Un indispensable travail empirique et une nécessaire comparaison internationale doivent permettre d’identifier et d’objectiver les acteurs, de révéler les concurrences et les conflits potentiels entre des acteurs nationaux en charge des relations internationales sportives, de repérer des acteurs autres qu’étatiques (villes, régions, nations sans État, acteurs privés), d’identifier le rôle effectif des administrations nationales et des organisations sportives, de distinguer les processus à l’œuvre et de mesurer leurs effets.
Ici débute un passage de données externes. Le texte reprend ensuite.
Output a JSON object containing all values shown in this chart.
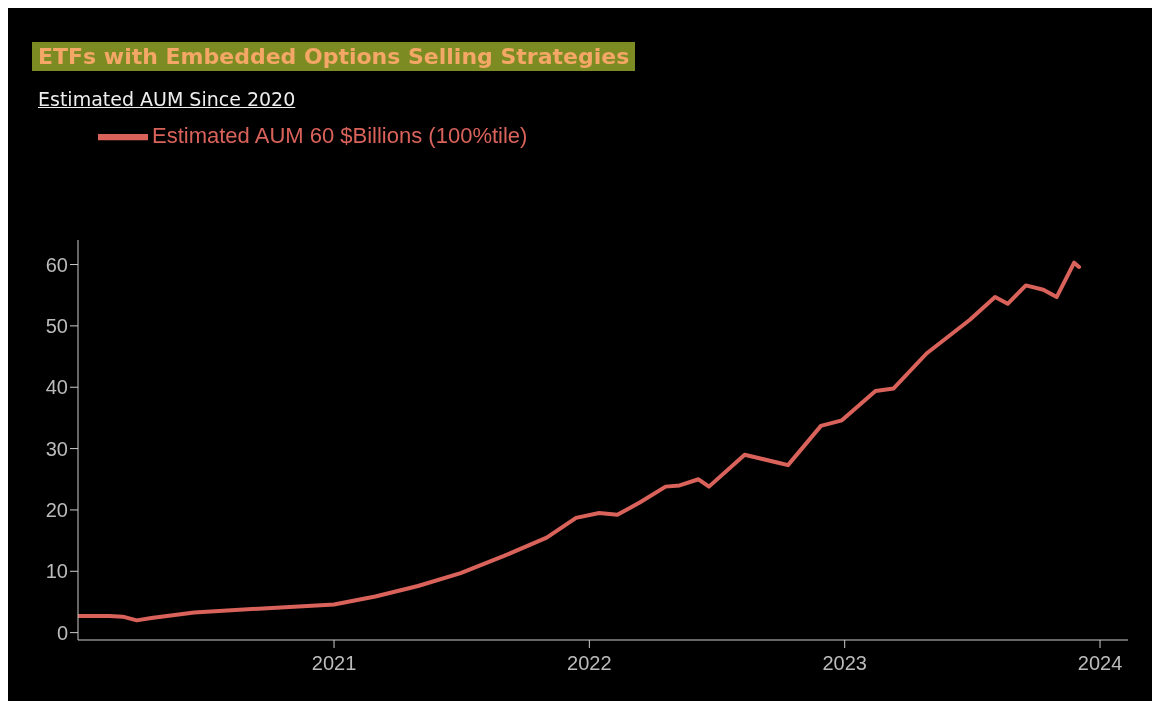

Il s’agira ainsi de dépasser les opinions communes et d’aller au-delà de concepts souvent mobilisés dans ce cadre, comme soft-power et nation-branding, dont Ludovic Tournès ou Laurence Badel ont bien montré les limites. Afin de sortir d’une vision occidentalocentrée, on encouragera les communications portant sur la question impériale, sur les États nouvellement apparus depuis 1918, sur les tentatives de créer un « Sud global » sportif…

Dans cette perspective, nous souhaitons réunir des contributions autour des axes suivants :

Axe 1 : La mise à l’agenda des diplomaties sportives et leur déploiement

  • Genèse du sport en tant qu’objet de diplomatie.
  • Évolution des diplomaties sportives nationales (Occident, empires coloniaux, nouveaux États indépendants, « Sud global » sportif) ;
  • Organisations intergouvernementales, coopération multilatérale et questions d’éducation physique et de sports.

Axe 2 : Les acteurs de la diplomatie face au(x) sport(s)

  • Genèse des administrations en lien avec les relations internationales et le sport ;
  • Coopération et coordination de l’action internationale entre les administrations et les organisations privées (fédérations, comités nationaux olympiques) ;
  • Rôle des ambassadeurs et des consuls dans la formalisation de la diplomatie sportive ;
  • Acteurs de second rang de la diplomatie sportive : coopération sportive dans les ambassades et administrations des Affaires étrangères ;
  • Rôle diplomatique des villes et des régions ;
  • Genèse et pratiques des groupes d’intérêt (think tank, lobbies) agissant dans le domaine des relations internationales et du sport ;
  • Acteurs informels de la diplomatie sportive (sponsors, médias, dirigeants sportifs, athlètes) ;
  • Cultures sportives des diplomates.

Axe 3 : Les formes et pratiques des diplomaties sportives.

  • Les formes de la coopération sportive (accords bilatéraux et multilatéraux, programmes de coopération, etc.) ;
  • Actions de sport pour la promotion de la paix et diplomatie interpersonnelle ;
  • Conférences et forums internationaux et intergouvernementaux ;
  • Coopération décentralisée et sport ;
  • Singularités des pratiques diplomatiques relativement aux types de sports ;
  • Aide coloniale et postcoloniale au développement sportif.